Deep Learning for Phraseology
We are living in a Deep Learning (DL) world where most developments in the field of Computational Linguistics, Natural Language Processing and Artificial Intelligence benefit from a host of DL techniques. Computational Phraseology certainly cannot lag behind in this trend. This keynote speech will report on several studies carried out by the speaker and members of his research group in which state-of-the-art DL techniques are employed to solve challenging problems in Phraseology.
To begin, the speaker will outline a project which developed and implemented a DL-based methodology for the automatic extraction and translation of multiword expressions (MWEs). The speaker will also report the results of an enlightening study associated with the above project and which also employed the aforementioned methodology to answer the perennial question: what matters more – the size of the corpus or its quality?
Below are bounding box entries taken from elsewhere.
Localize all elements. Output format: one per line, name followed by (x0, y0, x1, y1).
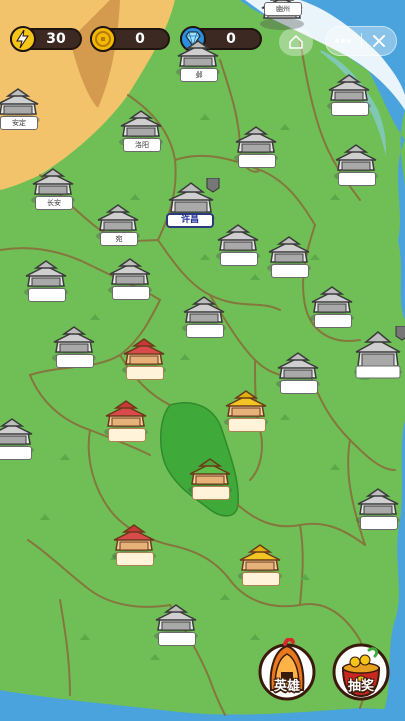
city-ye[interactable]: 邺 (172, 38, 224, 82)
city-grey[interactable] (272, 350, 324, 394)
city-luoyang[interactable]: 洛阳 (115, 108, 167, 152)
close-icon (372, 35, 385, 47)
city-grey[interactable] (230, 124, 282, 168)
city-anding[interactable]: 安定 (0, 86, 44, 130)
city-grey[interactable] (178, 294, 230, 338)
city-owned-red[interactable] (100, 398, 152, 442)
lightning-icon (10, 26, 36, 52)
city-label-ye: 邺 (180, 68, 218, 82)
city-label-empty (280, 380, 318, 394)
city-label-empty (228, 418, 266, 432)
city-label-empty (314, 314, 352, 328)
city-label-youzhou: 幽州 (264, 2, 302, 16)
city-label-wan: 宛 (100, 232, 138, 246)
city-label-empty (28, 288, 66, 302)
city-owned-green[interactable] (184, 456, 236, 500)
miniprogram-capsule (325, 26, 397, 56)
city-changan[interactable]: 长安 (27, 166, 79, 210)
city-label-changan: 长安 (35, 196, 73, 210)
city-label-empty (112, 286, 150, 300)
city-grey[interactable] (20, 258, 72, 302)
city-grey[interactable] (330, 142, 382, 186)
city-label-empty (0, 446, 32, 460)
city-grey[interactable] (263, 234, 315, 278)
city-label-empty (192, 486, 230, 500)
city-label-anding: 安定 (0, 116, 38, 130)
city-grey[interactable] (323, 72, 375, 116)
city-label-empty (242, 572, 280, 586)
city-owned-gold[interactable] (220, 388, 272, 432)
city-owned-gold[interactable] (234, 542, 286, 586)
coin-icon (90, 26, 116, 52)
city-label-empty (116, 552, 154, 566)
city-grey[interactable] (212, 222, 264, 266)
city-label-empty (186, 324, 224, 338)
city-label-luoyang: 洛阳 (123, 138, 161, 152)
city-youzhou[interactable]: 幽州 (256, 0, 308, 34)
city-label-empty (158, 632, 196, 646)
city-label-empty (220, 252, 258, 266)
energy-counter: 30 (10, 26, 82, 52)
city-grey[interactable] (104, 256, 156, 300)
city-grey[interactable] (150, 602, 202, 646)
fortress-east[interactable] (350, 326, 405, 382)
helmet-icon (258, 637, 316, 701)
heroes-button[interactable]: 英雄 (257, 637, 317, 704)
city-label-empty (360, 516, 398, 530)
city-label-empty (338, 172, 376, 186)
city-grey[interactable] (352, 486, 404, 530)
more-icon (335, 39, 352, 43)
city-label-xuchang: 许昌 (166, 213, 214, 228)
city-grey[interactable] (306, 284, 358, 328)
more-button[interactable] (326, 27, 361, 55)
city-label-empty (271, 264, 309, 278)
close-button[interactable] (361, 27, 396, 55)
city-grey[interactable] (48, 324, 100, 368)
city-label-empty (126, 366, 164, 380)
coin-counter: 0 (90, 26, 170, 52)
city-owned-red[interactable] (118, 336, 170, 380)
city-wan[interactable]: 宛 (92, 202, 144, 246)
city-label-empty (331, 102, 369, 116)
treasure-pot-icon (332, 643, 390, 701)
lottery-button[interactable]: 抽奖 (331, 638, 391, 704)
city-label-empty (56, 354, 94, 368)
city-owned-red[interactable] (108, 522, 160, 566)
fortress-icon (354, 326, 405, 379)
lottery-label: 抽奖 (347, 679, 374, 694)
city-label-empty (108, 428, 146, 442)
heroes-label: 英雄 (273, 679, 300, 694)
city-label-empty (238, 154, 276, 168)
home-icon (289, 35, 303, 49)
city-grey[interactable] (0, 416, 38, 460)
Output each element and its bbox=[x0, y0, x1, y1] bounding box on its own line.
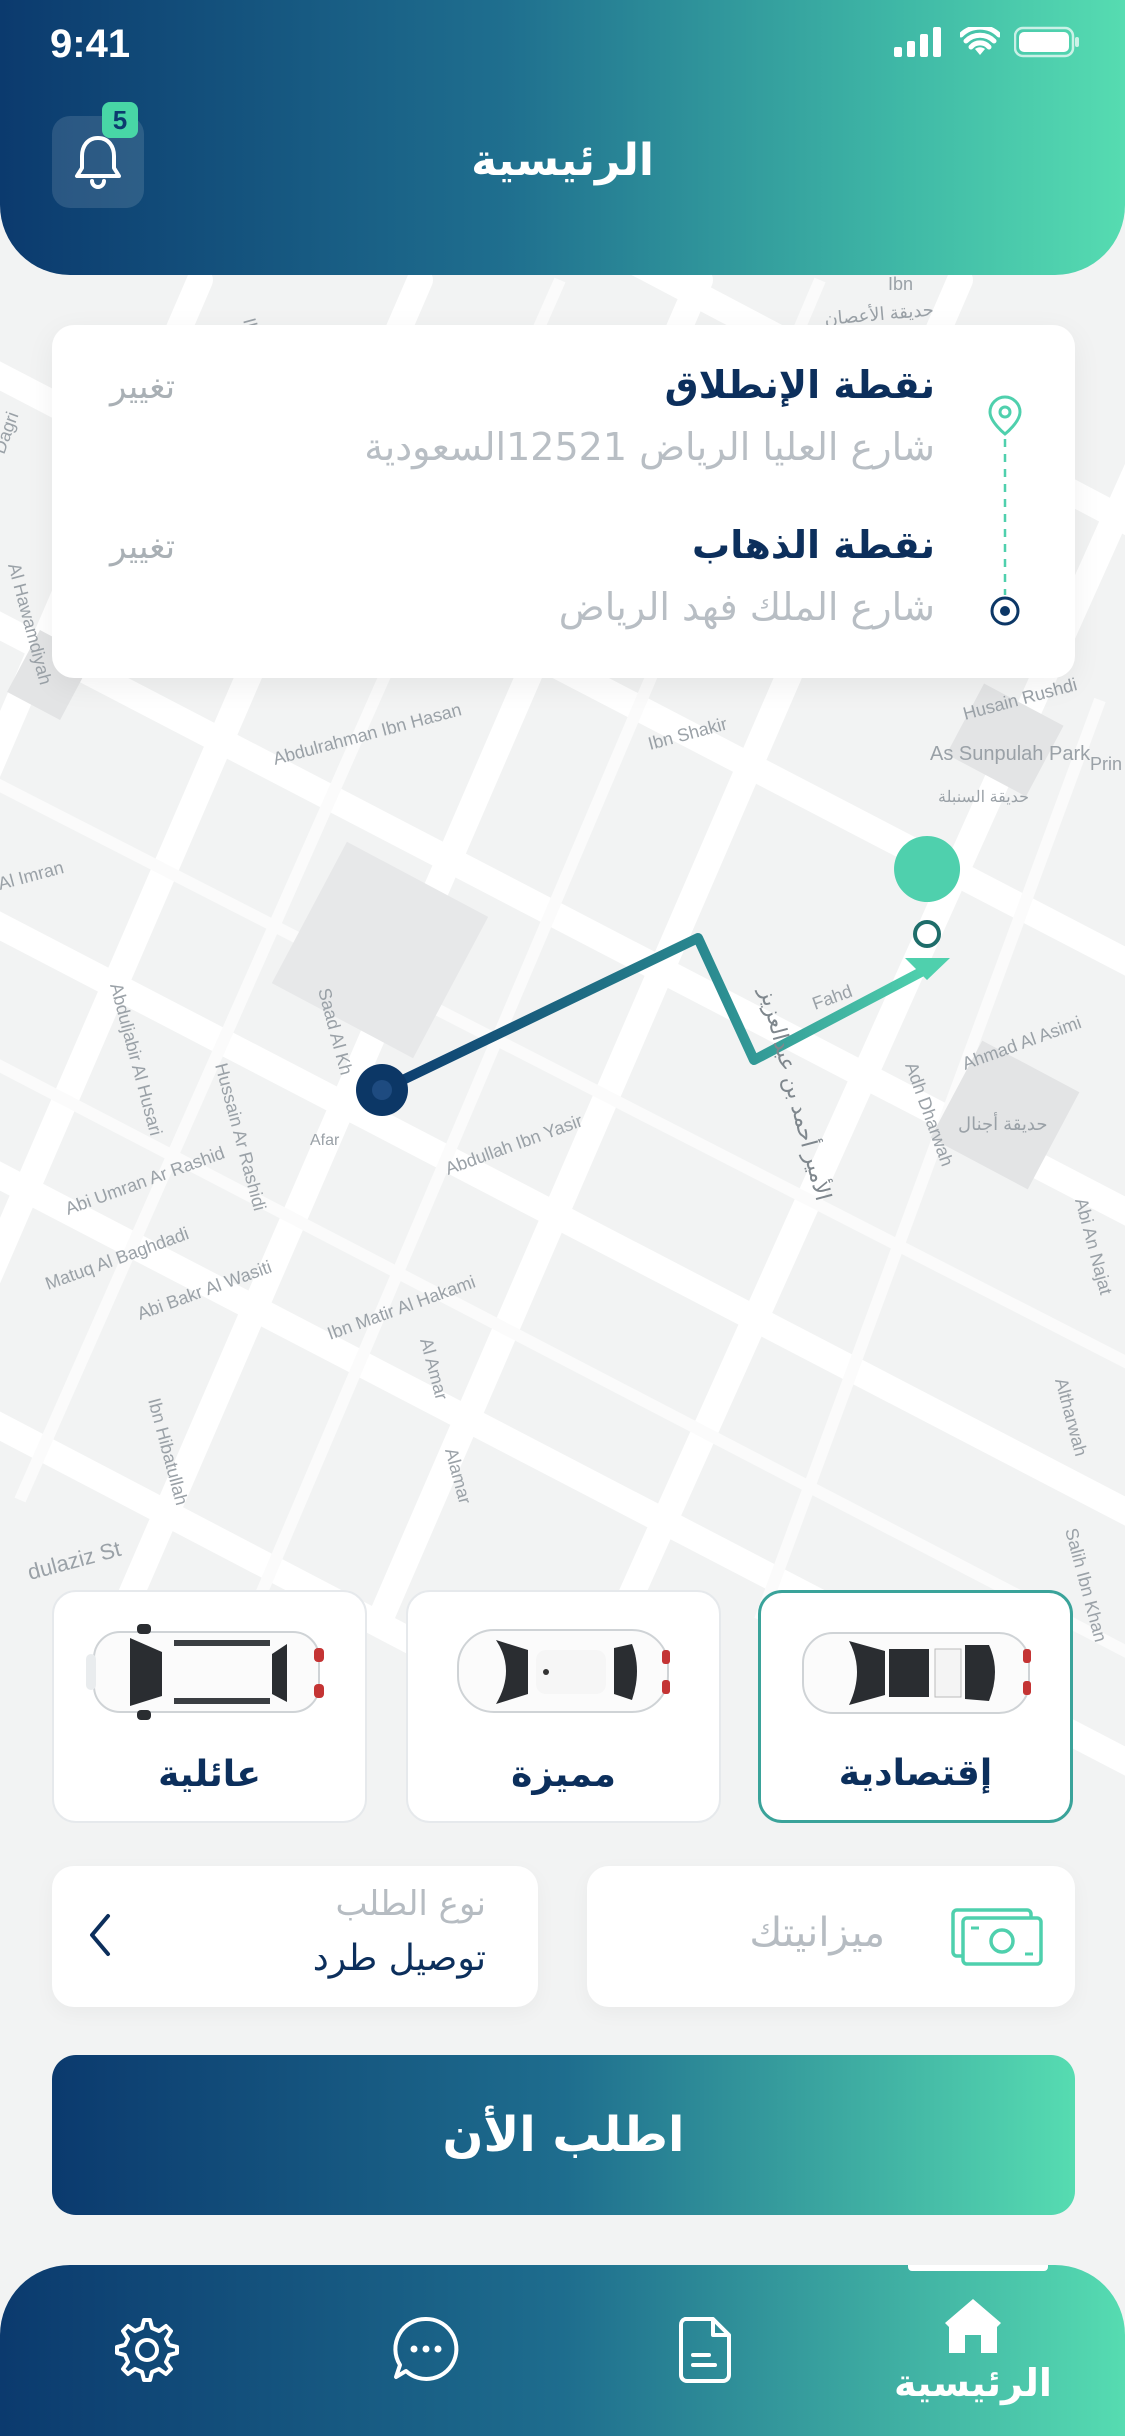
page-title: الرئيسية bbox=[471, 135, 654, 186]
svg-text:الأمير أحمد بن عبدالعزيز: الأمير أحمد بن عبدالعزيز bbox=[754, 983, 839, 1204]
svg-text:Dagri: Dagri bbox=[0, 409, 22, 456]
svg-text:As Sunpulah Park: As Sunpulah Park bbox=[930, 743, 1091, 765]
vehicle-card-premium[interactable]: مميزة bbox=[406, 1590, 721, 1823]
svg-text:حديقة السنبلة: حديقة السنبلة bbox=[938, 789, 1029, 806]
nav-item-home[interactable]: الرئيسية bbox=[894, 2295, 1052, 2405]
location-card: نقطة الإنطلاق شارع العليا الرياض 12521ال… bbox=[52, 325, 1075, 678]
svg-text:حديقة أجنال: حديقة أجنال bbox=[958, 1112, 1047, 1134]
svg-text:Al Imran: Al Imran bbox=[0, 857, 66, 894]
vehicle-label-economy: إقتصادية bbox=[838, 1753, 993, 1794]
header: 9:41 5 الرئيسية bbox=[0, 0, 1125, 275]
home-icon bbox=[944, 2299, 1001, 2353]
nav-item-orders[interactable] bbox=[675, 2313, 735, 2385]
document-icon bbox=[679, 2317, 731, 2383]
chat-icon bbox=[393, 2316, 459, 2381]
family-car-icon bbox=[86, 1624, 324, 1720]
svg-text:Afar: Afar bbox=[310, 1132, 340, 1149]
budget-placeholder: ميزانيتك bbox=[749, 1910, 885, 1956]
order-now-button[interactable]: اطلب الأن bbox=[52, 2055, 1075, 2215]
request-type-label: نوع الطلب bbox=[335, 1884, 486, 1924]
nav-item-messages[interactable] bbox=[390, 2313, 462, 2385]
svg-text:Prin: Prin bbox=[1090, 754, 1122, 774]
svg-text:Altharwah: Altharwah bbox=[1051, 1376, 1091, 1458]
change-dropoff-link[interactable]: تغيير bbox=[110, 527, 175, 567]
battery-icon bbox=[1014, 26, 1079, 58]
vehicle-label-family: عائلية bbox=[158, 1754, 261, 1795]
notification-badge: 5 bbox=[102, 102, 138, 138]
cellular-signal-icon bbox=[894, 27, 941, 57]
pickup-title: نقطة الإنطلاق bbox=[664, 363, 935, 407]
dropoff-address: شارع الملك فهد الرياض bbox=[558, 585, 935, 629]
request-type-value: توصيل طرد bbox=[312, 1938, 486, 1979]
svg-text:dulaziz St: dulaziz St bbox=[25, 1536, 124, 1585]
svg-text:Ibn: Ibn bbox=[888, 274, 913, 294]
vehicle-label-premium: مميزة bbox=[511, 1754, 616, 1795]
nav-item-settings[interactable] bbox=[112, 2315, 182, 2385]
request-type-selector[interactable]: نوع الطلب توصيل طرد bbox=[52, 1866, 538, 2007]
vehicle-selector: عائلية مميزة إقتصادية bbox=[52, 1590, 1075, 1823]
gear-icon bbox=[115, 2318, 179, 2382]
nav-active-indicator bbox=[908, 2265, 1048, 2271]
premium-car-icon bbox=[457, 1629, 670, 1713]
pickup-address: شارع العليا الرياض 12521السعودية bbox=[364, 425, 935, 469]
bottom-navigation: الرئيسية bbox=[0, 2265, 1125, 2436]
vehicle-card-economy[interactable]: إقتصادية bbox=[758, 1590, 1073, 1823]
dropoff-title: نقطة الذهاب bbox=[692, 523, 935, 567]
status-time: 9:41 bbox=[50, 22, 131, 66]
budget-input[interactable]: ميزانيتك bbox=[587, 1866, 1075, 2007]
status-icons bbox=[894, 26, 1080, 58]
wifi-icon bbox=[960, 27, 1000, 55]
vehicle-card-family[interactable]: عائلية bbox=[52, 1590, 367, 1823]
change-pickup-link[interactable]: تغيير bbox=[110, 367, 175, 407]
economy-car-icon bbox=[802, 1632, 1031, 1714]
money-icon bbox=[951, 1908, 1043, 1966]
nav-label-home: الرئيسية bbox=[894, 2361, 1052, 2405]
chevron-left-icon bbox=[90, 1914, 110, 1956]
route-indicator bbox=[988, 395, 1022, 626]
dropoff-row[interactable]: نقطة الذهاب شارع الملك فهد الرياض bbox=[92, 523, 935, 629]
pickup-row[interactable]: نقطة الإنطلاق شارع العليا الرياض 12521ال… bbox=[92, 363, 935, 469]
The keynote speech will proceed to outline other DL projects related to Phraseology on which the speaker and colleagues from his research group have worked in the past two years. In one of them, he will introduce a novel method for tagging MWEs using a linguistically interpretable language-independent Deep Learning architecture. More specifically, this study shows, for the first time, how Graph Convolutional Networks (GCNs) can be successfully applied to MWE identification, especially to tackle discontinuous multiword expressions. The speaker will also present the first ‘MWE-aware’ metaphor identification system in which the GCN-supported classification of metaphors is enhanced by informing the model of the presence of MWEs. Finally, the keynote speech will outline latest work carried out by (involving) the speaker and members of his group. Latest work includes the employment of state-of-the-art neural transformers in the task of detecting MWEs; and in addition and more specifically, the employment of state-of-the-art neural transformers to detect MWEs in flower and plant names. Recent work on using transformers for identification of idioms will be also outlined; so will be a recent study on the impact of detection of MWEs for the NLP application author identification.